The relaxation on Paxlovid’s pharmacy access comes as Pfizer anticipates significant drops in revenue, largely due to a decline in sales of COVID-19 products.
In a report detailing its fourth quarter and 2022 full-year earnings and 2023 expectations, the company told investors there will likely be a 64 percent drop in 2023 in revenue generated by selling COVID vaccines. It also projects that the revenue from Paxlovid will decrease by 58 percent.
With the decreases, Pfizer is expecting its 2023 revenue to fall in a range between $67 billion and $71 billion. The New York City company reported a revenue of $100.3 billion in 2022.
For Paxlovid, Pfizer predicts sales of $8 billion in 2023. Pfizer said it made over $18.9 billion from the postinfection drug in 2022.

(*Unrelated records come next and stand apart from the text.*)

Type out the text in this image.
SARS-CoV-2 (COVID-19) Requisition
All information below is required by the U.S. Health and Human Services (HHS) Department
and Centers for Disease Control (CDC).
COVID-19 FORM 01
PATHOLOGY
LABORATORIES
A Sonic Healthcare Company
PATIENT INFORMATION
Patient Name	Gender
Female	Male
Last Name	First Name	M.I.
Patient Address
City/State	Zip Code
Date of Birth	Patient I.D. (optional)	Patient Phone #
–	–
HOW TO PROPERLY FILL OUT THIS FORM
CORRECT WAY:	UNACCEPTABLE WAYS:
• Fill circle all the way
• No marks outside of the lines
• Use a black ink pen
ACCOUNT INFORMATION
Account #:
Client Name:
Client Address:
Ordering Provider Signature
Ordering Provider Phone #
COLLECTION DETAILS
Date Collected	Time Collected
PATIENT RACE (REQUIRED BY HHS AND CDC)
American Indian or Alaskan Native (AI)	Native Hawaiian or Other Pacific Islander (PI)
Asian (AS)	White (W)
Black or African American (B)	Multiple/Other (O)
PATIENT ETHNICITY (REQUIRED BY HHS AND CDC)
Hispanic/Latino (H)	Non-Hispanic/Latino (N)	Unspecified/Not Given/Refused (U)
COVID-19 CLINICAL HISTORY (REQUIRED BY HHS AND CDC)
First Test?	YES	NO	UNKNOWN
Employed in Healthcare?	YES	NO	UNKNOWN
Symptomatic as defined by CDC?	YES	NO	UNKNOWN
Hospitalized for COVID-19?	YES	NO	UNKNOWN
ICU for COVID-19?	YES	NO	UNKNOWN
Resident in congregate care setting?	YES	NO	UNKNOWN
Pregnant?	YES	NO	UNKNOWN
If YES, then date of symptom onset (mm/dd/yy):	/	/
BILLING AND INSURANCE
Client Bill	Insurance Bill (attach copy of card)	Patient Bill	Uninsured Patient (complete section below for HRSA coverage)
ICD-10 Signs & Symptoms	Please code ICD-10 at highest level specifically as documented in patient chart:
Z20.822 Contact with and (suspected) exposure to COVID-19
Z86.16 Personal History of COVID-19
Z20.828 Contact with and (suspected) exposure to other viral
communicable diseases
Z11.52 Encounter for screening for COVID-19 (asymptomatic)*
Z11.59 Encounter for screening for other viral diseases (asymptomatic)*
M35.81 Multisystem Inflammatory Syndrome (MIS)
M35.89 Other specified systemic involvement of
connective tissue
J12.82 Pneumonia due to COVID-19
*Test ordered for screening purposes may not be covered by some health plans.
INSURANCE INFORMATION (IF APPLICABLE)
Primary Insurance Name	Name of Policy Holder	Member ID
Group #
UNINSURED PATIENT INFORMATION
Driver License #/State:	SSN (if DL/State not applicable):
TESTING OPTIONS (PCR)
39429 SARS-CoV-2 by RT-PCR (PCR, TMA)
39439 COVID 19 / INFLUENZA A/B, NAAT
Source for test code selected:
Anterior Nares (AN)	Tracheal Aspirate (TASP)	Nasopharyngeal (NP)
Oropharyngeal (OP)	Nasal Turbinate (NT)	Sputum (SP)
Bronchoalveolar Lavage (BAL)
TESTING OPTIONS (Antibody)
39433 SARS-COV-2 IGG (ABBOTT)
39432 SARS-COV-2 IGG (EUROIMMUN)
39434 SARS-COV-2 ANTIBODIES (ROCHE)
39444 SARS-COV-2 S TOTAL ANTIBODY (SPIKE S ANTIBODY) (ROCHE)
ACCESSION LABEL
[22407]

In January, following an unsuccessful negotiation between Beijing and Pfizer, China’s National Healthcare Security Administration said it won’t include Paxlovid in its national reimbursement plan.
According to reports, the price proposed by Beijing was less than Pfizer executives would accept from a “middle-income country.”
“China is the world’s second-largest economy, and I don’t think it should pay less than El Salvador, which is a poor country,” said Pfizer chief executive Albert Bourla, reported Reuters.